Cuando las noches comienzan a enfriarse y se encienden las luces del patio, lo que realmente buscan las personas no es solo calor, sino ese brillo cálido que emite una llama artificial, sin todo el desorden y complicaciones que eso conlleva. Eso es exactamente lo que ofrecen los calentadores de llama artificial: calor radiante, junto con una luz ámbar suave y parpadeante que crea un ambiente acogedor.
¿Qué ocurre realmente en su interior? Estos calentadores eléctricos funcionan gracias a un elemento infrarrojo de halógeno o cuarzo. El calor es radiante; calienta directamente a las personas y objetos, y no al aire a su alrededor. La “llama artificial” es simplemente un efecto visual: un destello ámbar tras una pantalla protectora, junto con el calor real que se genera. La mayoría de estos aparatos se conectan a una toma estándar de 120 V, consumen 1,500 W y pueden calentar un área de 10 a 15 pies de radio, lo suficiente para calentar espacios exteriores cercanos.
Es importante seguir las normas de seguridad: contar con protección contra vuelcos, una base firme y un grado de protección IP adecuado para áreas exteriores cubiertas. Un termostato incorporado mantiene la temperatura constante, y el aparato funciona en silencio, sin ruido ni humos, solo calor constante.
Por qué funcionan bien en el patio En la terraza, junto a la piscina o alrededor de la mesa exterior, lo importante es poder disfrutar de la noche sin tener que abrigarse demasiado. El calor infrarrojo actúa rápidamente, así que uno se siente cómodo casi en cuanto se sienta. El parpadeo de la llama artificial añade un toque de ambiente, haciendo que el espacio parezca más acogedor. Además, el calentador no produce humo ni cenizas, ni es necesario reabastecerlo.
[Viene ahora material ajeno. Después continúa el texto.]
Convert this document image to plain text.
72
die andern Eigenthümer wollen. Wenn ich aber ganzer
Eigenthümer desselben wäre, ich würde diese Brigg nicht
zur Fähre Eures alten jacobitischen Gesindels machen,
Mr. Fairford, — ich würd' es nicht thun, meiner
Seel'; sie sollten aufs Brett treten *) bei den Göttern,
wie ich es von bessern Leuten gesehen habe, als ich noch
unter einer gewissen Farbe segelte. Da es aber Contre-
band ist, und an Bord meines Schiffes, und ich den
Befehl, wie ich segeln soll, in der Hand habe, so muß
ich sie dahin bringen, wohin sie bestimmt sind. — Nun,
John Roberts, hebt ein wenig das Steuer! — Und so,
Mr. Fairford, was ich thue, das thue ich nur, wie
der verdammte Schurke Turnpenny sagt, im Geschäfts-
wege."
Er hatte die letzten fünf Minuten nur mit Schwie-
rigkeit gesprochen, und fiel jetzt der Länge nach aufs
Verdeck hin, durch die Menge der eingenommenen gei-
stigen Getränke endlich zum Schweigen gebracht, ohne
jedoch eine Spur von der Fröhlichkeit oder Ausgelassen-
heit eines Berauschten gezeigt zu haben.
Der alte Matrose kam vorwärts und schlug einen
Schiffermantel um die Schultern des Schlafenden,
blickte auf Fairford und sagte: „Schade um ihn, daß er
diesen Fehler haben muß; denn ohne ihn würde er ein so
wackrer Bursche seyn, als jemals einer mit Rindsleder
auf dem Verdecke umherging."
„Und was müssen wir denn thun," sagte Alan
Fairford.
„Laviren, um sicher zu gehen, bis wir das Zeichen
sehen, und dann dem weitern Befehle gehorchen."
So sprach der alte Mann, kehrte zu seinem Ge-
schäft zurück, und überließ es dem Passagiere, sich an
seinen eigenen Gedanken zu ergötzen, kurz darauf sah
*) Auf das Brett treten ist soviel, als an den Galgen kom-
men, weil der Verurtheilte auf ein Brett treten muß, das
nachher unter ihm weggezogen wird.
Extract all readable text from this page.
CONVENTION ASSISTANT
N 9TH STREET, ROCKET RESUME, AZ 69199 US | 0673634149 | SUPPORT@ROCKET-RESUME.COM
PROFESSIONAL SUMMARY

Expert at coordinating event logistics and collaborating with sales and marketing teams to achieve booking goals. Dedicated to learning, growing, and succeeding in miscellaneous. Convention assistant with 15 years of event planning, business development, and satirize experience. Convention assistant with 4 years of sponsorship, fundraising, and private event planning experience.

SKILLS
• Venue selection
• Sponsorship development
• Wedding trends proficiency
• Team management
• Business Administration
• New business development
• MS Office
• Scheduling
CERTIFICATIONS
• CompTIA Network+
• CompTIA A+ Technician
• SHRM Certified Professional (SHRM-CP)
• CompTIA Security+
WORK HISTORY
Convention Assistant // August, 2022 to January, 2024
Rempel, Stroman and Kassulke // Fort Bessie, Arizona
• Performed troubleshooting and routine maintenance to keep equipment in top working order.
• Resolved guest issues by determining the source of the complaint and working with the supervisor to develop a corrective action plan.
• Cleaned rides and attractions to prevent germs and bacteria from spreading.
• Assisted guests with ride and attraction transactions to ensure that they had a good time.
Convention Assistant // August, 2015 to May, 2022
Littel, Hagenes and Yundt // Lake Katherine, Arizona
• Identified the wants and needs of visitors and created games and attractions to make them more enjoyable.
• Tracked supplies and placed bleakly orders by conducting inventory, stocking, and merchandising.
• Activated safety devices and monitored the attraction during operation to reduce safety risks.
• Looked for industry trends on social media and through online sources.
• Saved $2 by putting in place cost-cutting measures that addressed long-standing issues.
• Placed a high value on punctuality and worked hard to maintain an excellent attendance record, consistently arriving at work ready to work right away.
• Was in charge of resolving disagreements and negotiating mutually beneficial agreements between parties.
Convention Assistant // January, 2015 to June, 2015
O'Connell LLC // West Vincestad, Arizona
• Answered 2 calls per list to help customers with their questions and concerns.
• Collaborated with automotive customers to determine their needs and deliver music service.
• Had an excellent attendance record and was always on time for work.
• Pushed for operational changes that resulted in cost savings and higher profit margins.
Se obtiene un confort constante para conversar o relajarse, y como el calor se dirige exactamente donde se necesita, no hay necesidad de calentar aire inútilmente.
Algunas notas importantes Estos calentadores están diseñados para áreas exteriores cubiertas o protegidas. El viento y la lluvia afectan su rendimiento, por lo que deben colocarse en lugares protegidos. Siempre conectélos a una toma con tierra y asegúrense de que el cable esté completamente extendido.
La llama artificial es puramente visual; no hay combustión, y ese es precisamente su propósito. Así, obtiene seguridad y ambiente al mismo tiempo. Para mejores resultados, ajuste la potencia según el tamaño del espacio y deje algo de espacio libre para que el calor radiante pueda funcionar correctamente.